La corrente del tanto peggio non è una novità, nella storia della sinistra. C’è sempre stata, nel movimento operaio, una vena nichilista-apocalittica: dai tempi di Marx e Bakunin a quelli di Stalin e della campagna contro i socialfascisti, a quelli di Mao, secondo il quale i comunisti, essendo ai suoi tempi la maggioranza dell’umanità, non dovevano temere una guerra nucleare, ché anzi una brusca riduzione della popolazione mondiale avrebbe visto crescere il loro peso relativo. Tuttavia, dopo avere visto il dibattito televisivo tra Le Pen e Macron, l’idea che una parte della sinistra europea possa avere avuto anche solo la tentazione di schierarsi con la leader del Front National è una novità che fa riflettere. Perché mai come in quello studio televisivo, salvo forse alcuni momenti dell’ultima campagna elettorale per la Casa Bianca, è apparso tanto evidente che lo scontro, ben prima che tra due opposte linee politiche, era uno scontro tra modernità e antimodernità, tra ragione e fanatismo, tra illuminismo e irrazionalismo.

L’idea che una parte crescente della sinistra possa oggi sentirsi ugualmente distante dalle idee liberali del borghese Voltaire e dall’oscurantismo dei nuovi despoti d’Oriente e d’Occidente fa riflettere e fa paura. E dovrebbe far riflettere tanto più in Italia, paese in cui, nel 1949, il segretario del Pci si preoccupava di tradurre personalmente il Trattato sulla tolleranza, pubblicandolo con una sua ampia prefazione. Fin dalle origini, infatti, il marxismo si è considerato l’erede dell’illuminismo, immaginando la rivoluzione socialista come il massimo sviluppo di quell’età della ragione cominciata con la rivoluzione scientifica e proseguita con le rivoluzioni borghesi. Non per niente Marx ed Engels definivano la propria posizione «socialismo scientifico» e l’autore del Capitale, come è noto, era un fervente ammiratore di Charles Darwin.

Quello che oggi divide riformisti e populisti non è dunque una semplice riedizione della vecchia pregiudiziale antifascista, ma qualcosa di più profondo, che riguarda i principi fondamentali della convivenza civile e della democrazia, le basi di un dibattito pubblico razionale e pluralista.

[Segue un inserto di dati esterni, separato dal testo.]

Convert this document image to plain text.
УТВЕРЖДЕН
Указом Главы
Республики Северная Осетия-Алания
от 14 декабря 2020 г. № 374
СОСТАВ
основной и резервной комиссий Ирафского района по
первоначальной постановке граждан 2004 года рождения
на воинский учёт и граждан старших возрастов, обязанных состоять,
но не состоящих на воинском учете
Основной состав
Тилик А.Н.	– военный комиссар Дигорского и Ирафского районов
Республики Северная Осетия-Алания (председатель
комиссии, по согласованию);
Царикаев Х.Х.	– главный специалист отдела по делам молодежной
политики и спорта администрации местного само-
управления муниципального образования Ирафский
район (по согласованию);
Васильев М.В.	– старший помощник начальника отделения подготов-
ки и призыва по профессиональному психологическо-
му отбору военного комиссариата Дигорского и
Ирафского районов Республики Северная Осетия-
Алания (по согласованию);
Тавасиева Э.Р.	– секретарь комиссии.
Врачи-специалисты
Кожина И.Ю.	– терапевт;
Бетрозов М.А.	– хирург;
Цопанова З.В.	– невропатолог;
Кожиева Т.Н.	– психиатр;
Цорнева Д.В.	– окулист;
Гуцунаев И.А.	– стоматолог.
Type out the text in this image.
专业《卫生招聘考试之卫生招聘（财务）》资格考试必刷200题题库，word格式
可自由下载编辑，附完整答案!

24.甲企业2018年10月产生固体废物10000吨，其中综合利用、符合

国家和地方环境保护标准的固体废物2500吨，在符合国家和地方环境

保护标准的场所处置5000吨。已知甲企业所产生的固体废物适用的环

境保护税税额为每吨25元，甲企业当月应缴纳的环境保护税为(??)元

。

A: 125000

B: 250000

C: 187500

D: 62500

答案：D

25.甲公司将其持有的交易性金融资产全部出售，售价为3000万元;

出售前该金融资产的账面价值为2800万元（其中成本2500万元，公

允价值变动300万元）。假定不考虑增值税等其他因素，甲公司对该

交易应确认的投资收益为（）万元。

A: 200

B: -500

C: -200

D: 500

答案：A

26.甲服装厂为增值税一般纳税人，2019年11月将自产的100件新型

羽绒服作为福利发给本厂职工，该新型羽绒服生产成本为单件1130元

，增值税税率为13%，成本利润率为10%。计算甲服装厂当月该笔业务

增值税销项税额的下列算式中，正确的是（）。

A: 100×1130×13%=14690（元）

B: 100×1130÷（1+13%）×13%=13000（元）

Se la lotta interna per spostare a sinistra l’asse delle politiche economiche e sociali dei partiti socialisti e progressisti perde di vista questo essenziale discrimine, il rischio è una crescente divaricazione tra questione sociale e questione democratica, tra sinistra e diritti. Peggio: tra sinistra e ragione. Se in odio a Macron una parte della sinistra finisce per ripetere gli slogan del Front National contro l’Europa dei banchieri, è evidente il pericolo cui siamo di fronte: la saldatura di un nuovo schieramento rosso-bruno che ci porti a una sorta di medioevo ipertecnologico, in cui antiche superstizioni e nuovi stregoni possano diffondersi in tutta Europa con la velocità di un virus informatico. O di un’epidemia di morbillo.

La vittoria di Macron dimostra che questo esito non è inevitabile e le forze dell’irrazionalismo, delle campagne di fango e di dossieraggio, della destabilizzazione interna e internazionale, grazie al cielo, possono essere fermate dal messaggio di coraggio e speranza di un nuovo europeismo progressista. Guai però se questo messaggio finisse per confermare la caricatura che ne vogliono fare i suoi detrattori, abbandonando principi e bandiere della sinistra all’avversario, lasciando la guida dell’Europa ai teorici dell’austerità e gli interessi popolari all’egemonia della nuova destra. La vittoria di Macron dimostra che l’Europa non è finita, ma la partita è appena cominciata.